Tecnoshow 2026: Chavaglia cobra melhorias no Agro 

Rio Verde Rural  Rio Verde (GO)

A Tecnoshow 2026 teve seu início oficial hoje, 6, em Rio Verde (GO), consolidando-se como o epicentro da inovação tecnológica para o produtor. Durante a coletiva de abertura, Antonio Chavaglia, presidente do conselho de administração da cooperativa Comigo, destacou o papel da feira em “aliviar a pressão” que recai sobre o agronegócio brasileiro em um cenário global de incertezas econômicas e logísticas.

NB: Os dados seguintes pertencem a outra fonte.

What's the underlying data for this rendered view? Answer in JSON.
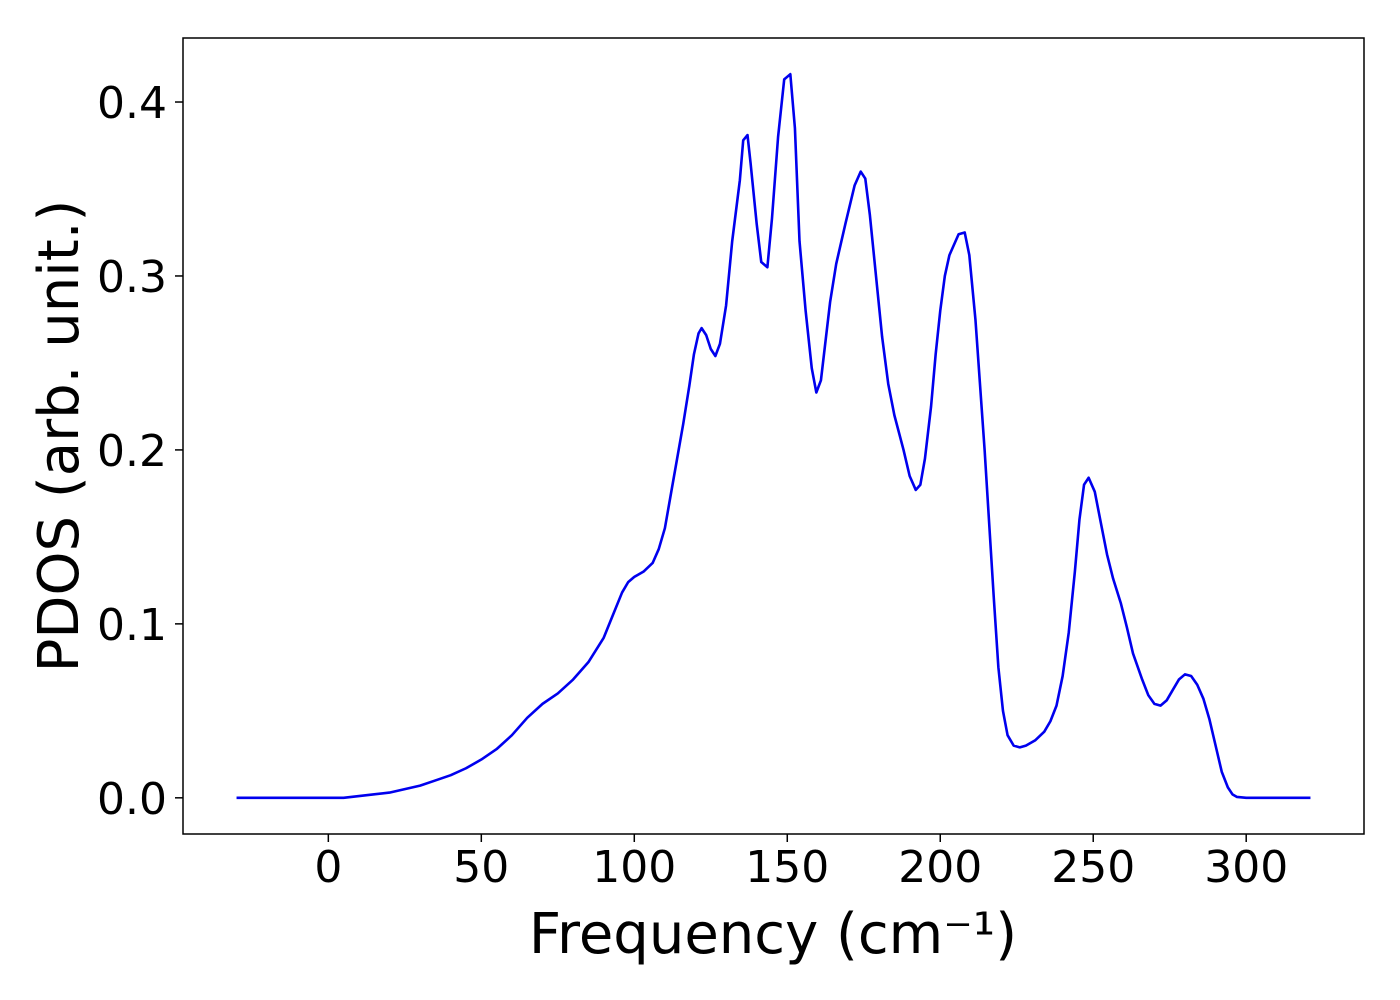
{
  "chart_data": {
    "type": "line",
    "xlabel": "Frequency (cm⁻¹)",
    "ylabel": "PDOS (arb. unit.)",
    "x": [
      -30,
      -20,
      -10,
      0,
      5,
      10,
      15,
      20,
      25,
      30,
      35,
      40,
      45,
      50,
      55,
      60,
      65,
      70,
      75,
      80,
      85,
      90,
      93,
      96,
      98,
      100,
      103,
      106,
      108,
      110,
      112,
      114,
      116,
      118,
      119.5,
      121,
      122,
      123.5,
      125,
      126.5,
      128,
      130,
      132,
      134.5,
      135.6,
      137,
      138,
      140,
      141.5,
      143.5,
      145,
      147,
      149,
      151,
      152.5,
      154,
      156,
      158,
      159.5,
      161,
      164,
      166,
      169,
      172,
      174,
      175.5,
      177,
      179,
      181,
      183,
      185,
      188,
      190,
      192,
      193.5,
      195,
      197,
      198.5,
      200,
      201.5,
      203,
      206,
      208,
      209.5,
      211.5,
      214.5,
      217.5,
      219,
      220.5,
      222,
      224,
      226,
      228,
      231,
      234,
      236,
      238,
      240,
      242,
      244,
      245.5,
      247,
      248.5,
      250.5,
      252.5,
      254.5,
      256.5,
      259,
      261,
      263,
      266,
      268,
      270,
      272,
      274,
      276,
      278,
      280,
      282,
      284,
      286,
      288,
      290,
      292,
      294,
      295.5,
      297,
      300,
      310,
      321
    ],
    "series": [
      {
        "color": "#0000ee",
        "values": [
          0,
          0,
          0,
          0,
          0,
          0.001,
          0.002,
          0.003,
          0.005,
          0.007,
          0.01,
          0.013,
          0.017,
          0.022,
          0.028,
          0.036,
          0.046,
          0.054,
          0.06,
          0.068,
          0.078,
          0.092,
          0.105,
          0.118,
          0.124,
          0.127,
          0.13,
          0.135,
          0.143,
          0.155,
          0.175,
          0.195,
          0.215,
          0.237,
          0.255,
          0.267,
          0.27,
          0.266,
          0.258,
          0.254,
          0.261,
          0.283,
          0.32,
          0.355,
          0.378,
          0.381,
          0.365,
          0.33,
          0.308,
          0.305,
          0.333,
          0.38,
          0.413,
          0.416,
          0.385,
          0.32,
          0.28,
          0.247,
          0.233,
          0.24,
          0.285,
          0.307,
          0.33,
          0.352,
          0.36,
          0.356,
          0.335,
          0.3,
          0.265,
          0.238,
          0.22,
          0.2,
          0.185,
          0.177,
          0.18,
          0.195,
          0.225,
          0.255,
          0.28,
          0.3,
          0.312,
          0.324,
          0.325,
          0.312,
          0.275,
          0.2,
          0.115,
          0.075,
          0.05,
          0.036,
          0.03,
          0.029,
          0.03,
          0.033,
          0.038,
          0.044,
          0.053,
          0.07,
          0.095,
          0.13,
          0.16,
          0.18,
          0.184,
          0.176,
          0.158,
          0.14,
          0.126,
          0.112,
          0.098,
          0.083,
          0.068,
          0.059,
          0.054,
          0.053,
          0.056,
          0.062,
          0.068,
          0.071,
          0.07,
          0.065,
          0.057,
          0.045,
          0.03,
          0.015,
          0.006,
          0.002,
          0.0005,
          0,
          0,
          0
        ]
      }
    ],
    "xlim": [
      -47.5,
      338.5
    ],
    "xticks": [
      0,
      50,
      100,
      150,
      200,
      250,
      300
    ],
    "ylim": [
      -0.0208,
      0.4368
    ],
    "yticks": [
      {
        "value": 0,
        "label": "0.0"
      },
      0.1,
      0.2,
      0.3,
      0.4
    ]
  }
}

A feira, reconhecida por sua organização impecável, reúne este ano empresas de pesquisa e grandes nomes do setor. Segundo Chavaglia, o evento é o ambiente ideal para que o produtor tenha contato direto com as novas tecnologias agrícolas.

 “Queria agradecer os empresários que vieram para essa feira, locais e de longe. Estão vendo essas novas tecnologias trazidas por empresas de pesquisa, como o EMBRAPA, que apresentam novos cultivares e lançamentos essenciais para o campo”, afirmou o presidente.

A presença de autoridades, como o governador de Goiás, reforça o peso político e econômico da feira. Para a Comigo, a Tecnoshow 2026 não é apenas um balcão de negócios, mas uma vitrine de eficiência e suporte técnico ao produtor.

            Dourivan Cruvinel, presidente executivo da Comigo, reforçou que o foco da cooperativa é a sustentabilidade financeira do cooperado. Com a lavoura já implantada na região, o momento exige cautela e análise técnica.

 “O papel da cooperativa Comigo é orientar o produtor. Aquele que precisa, vamos incentivar e ajudar no crédito, mas não incentivaremos ninguém a comprar o que não é essencial para o dia a dia”, pontuou Dourivan Cruvinel. Essa visão estratégica visa proteger o setor produtivo de investimentos precipitados em um momento de juros e custos de insumos instáveis.Apesar do otimismo com a feira, o cenário externo preocupa as lideranças. O aumento nos custos de insumos e do petróleo, impulsionado por conflitos globais, reflete diretamente na margem de lucro das fazendas. Chavaglia foi enfático ao abordar a infraestrutura e a logística nacional:

  • Custos de Frete: O frete marítimo e o transporte interno continuam elevados.
  • Insumos: Dificuldade na entrega rápida e preços pressionados.
  • Refinarias: Crítica à dependência externa de derivados de petróleo e à desativação de indústrias de ureia no país.
  • Infraestrutura: Necessidade urgente de melhoria nas estradas estaduais para o escoamento da safra.

“A conta acaba fechando em vermelho muitas vezes. O que a gente faz é fazer as contas direito e tentar passar essa crise com muita responsabilidade”, alertou Chavaglia.